Orphans’ court properly imposed a surcharge on appellant former executrix for her failure to administer decedent’s estate with reasonableness and prudence where estate attorney embezzled estate funds.

Decedent’s former daughter-in-law was named an executrix. Decedent left cash in credit union accounts, a gold and silver coin collection and a mobile home. The credit union accounts were transferred into an individual account opened in executrix’s individual name. The will left specific cash bequests to family members and the coin collection was left to a charity. The coin collection was sold, the funds were transferred to the estate attorney’s IOLTA account and attorney embezzled the funds. Attorney also embezzled directly from the estate’s savings account. Executrix alleged attorney told her that charity had requested cash in lieu of the coin collection. Executrix “sold” the mobile home to her daughter in lieu of daughter’s receipt of a bequest under the will. The commonwealth, acting as parens patriae on behalf charity beneficiarys, filed a petition to void gifts allegedly made pursuant to the will. Appellant was removed as executrix and objections were filed as to her account. The orphans’ court sustained seven objections to her account and found conversion of estate assets by the former estate attorney. Lynn Walter appealed.

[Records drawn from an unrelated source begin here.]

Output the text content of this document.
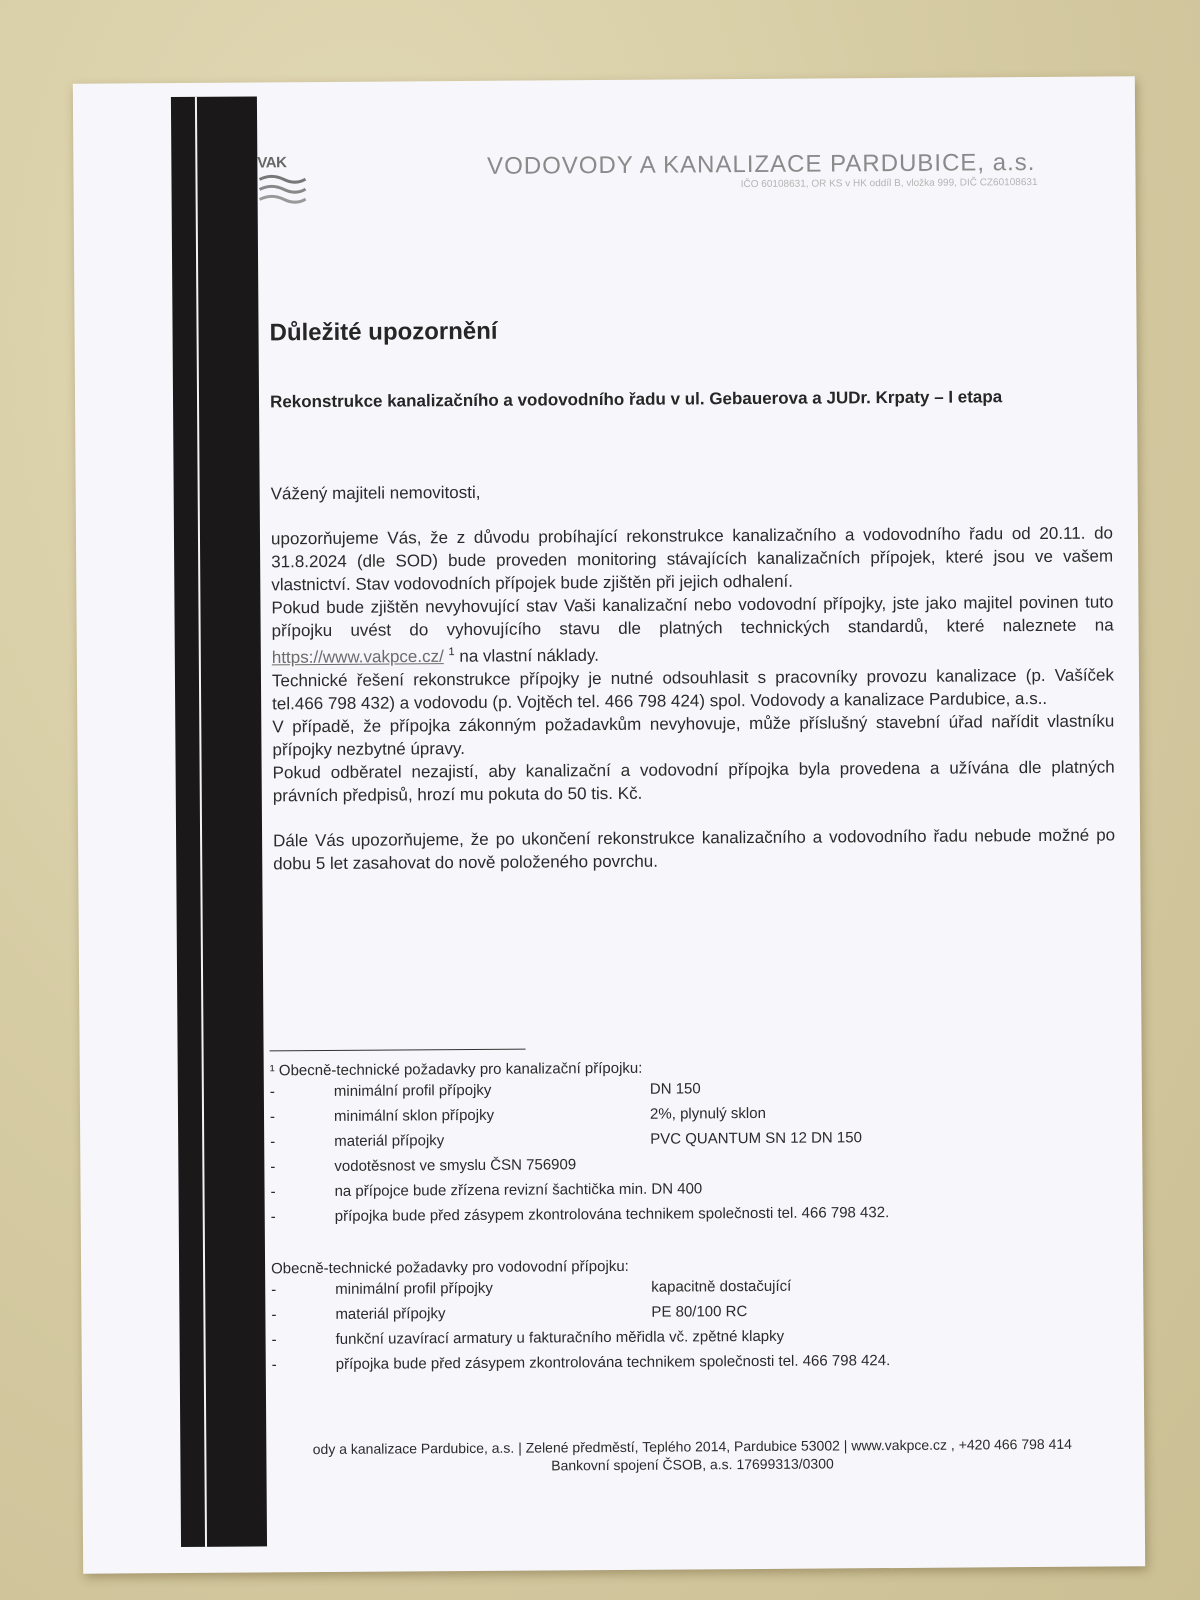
VAK	VODOVODY A KANALIZACE PARDUBICE, a.s.
IČO 60108631, OR KS v HK oddíl B, vložka 999, DIČ CZ60108631
Důležité upozornění
Rekonstrukce kanalizačního a vodovodního řadu v ul. Gebauerova a JUDr. Krpaty – I etapa

Vážený majiteli nemovitosti,

upozorňujeme Vás, že z důvodu probíhající rekonstrukce kanalizačního a vodovodního řadu od 20.11. do 31.8.2024 (dle SOD) bude proveden monitoring stávajících kanalizačních přípojek, které jsou ve vašem vlastnictví. Stav vodovodních přípojek bude zjištěn při jejich odhalení.

Pokud bude zjištěn nevyhovující stav Vaši kanalizační nebo vodovodní přípojky, jste jako majitel povinen tuto přípojku uvést do vyhovujícího stavu dle platných technických standardů, které naleznete na https://www.vakpce.cz/ $^1$ na vlastní náklady.

Technické řešení rekonstrukce přípojky je nutné odsouhlasit s pracovníky provozu kanalizace (p. Vašíček tel.466 798 432) a vodovodu (p. Vojtěch tel. 466 798 424) spol. Vodovody a kanalizace Pardubice, a.s..

V případě, že přípojka zákonným požadavkům nevyhovuje, může příslušný stavební úřad nařídit vlastníku přípojky nezbytné úpravy.

Pokud odběratel nezajistí, aby kanalizační a vodovodní přípojka byla provedena a užívána dle platných právních předpisů, hrozí mu pokuta do 50 tis. Kč.

Dále Vás upozorňujeme, že po ukončení rekonstrukce kanalizačního a vodovodního řadu nebude možné po dobu 5 let zasahovat do nově položeného povrchu.

¹ Obecně-technické požadavky pro kanalizační přípojku:
-	minimální profil přípojky	DN 150
-	minimální sklon přípojky	2%, plynulý sklon
-	materiál přípojky	PVC QUANTUM SN 12 DN 150
-	vodotěsnost ve smyslu ČSN 756909
-	na přípojce bude zřízena revizní šachtička min. DN 400
-	přípojka bude před zásypem zkontrolována technikem společnosti tel. 466 798 432.
Obecně-technické požadavky pro vodovodní přípojku:
-	minimální profil přípojky	kapacitně dostačující
-	materiál přípojky	PE 80/100 RC
-	funkční uzavírací armatury u fakturačního měřidla vč. zpětné klapky
-	přípojka bude před zásypem zkontrolována technikem společnosti tel. 466 798 424.
ody a kanalizace Pardubice, a.s. | Zelené předměstí, Teplého 2014, Pardubice 53002 | www.vakpce.cz , +420 466 798 414
Bankovní spojení ČSOB, a.s. 17699313/0300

Appellant argued that she was punished for crimes committed by the attorney on whose legal advice she relied. She contended her good faith reliance on the attorney’s advice gave her a good faith defense to the surcharge the orphans’ court imposed upon her. Commonwealth argued that she did not investigate account transactions even after receiving notification of three overdraft charges on the accounts and that a prudent person in appellant’s fiduciary position with her professional bookkeeping experience would have maintained close oversight of all deposits and withdrawals from estate accounts. The court agreed with the orphans’ court that attorney’s protracted pattern of embezzlement was discoverable with the exercise of due diligence and appellant had a fiduciary duty to protect and preserve the estate. Instead of investigating the overdraft fees, appellant simply relied on attorney’s unsubstantiated assurances which allowed attorney to steal from the estate for years. Additionally, the failure to bequeath the coin collection as specifically directed by the will was unreasonable administration of the estate. She never verified with charity that it had requested cash instead of the coins or investigate whether she had the authority to deviate from the will’s specific bequest.

Appellant’s administration and distribution of estate accounts placed her interests in conflict with the interests of the beneficiaries she was entrusted to serve. She relied on a credit union employee’s mistaken belief that appellant was the sole beneficiary of all credit union accounts even though she knew the will bequested only $50,000 to her. She kept information as to the $205,200 in the bank accounts to herself and the attorney. The record supported that no designation of beneficiary form applied to the accounts in question and there was no basis for appellant’s claim of ownership.

Reference: Digests of Recent Opinions, Pennsylvania Law Weekly, 41 PLW 670, July 17, 2018, In Re: Estate of Walter, PICS Case No. 18-0834 (pa. Super, June 22, 2018) Stevens, P.J.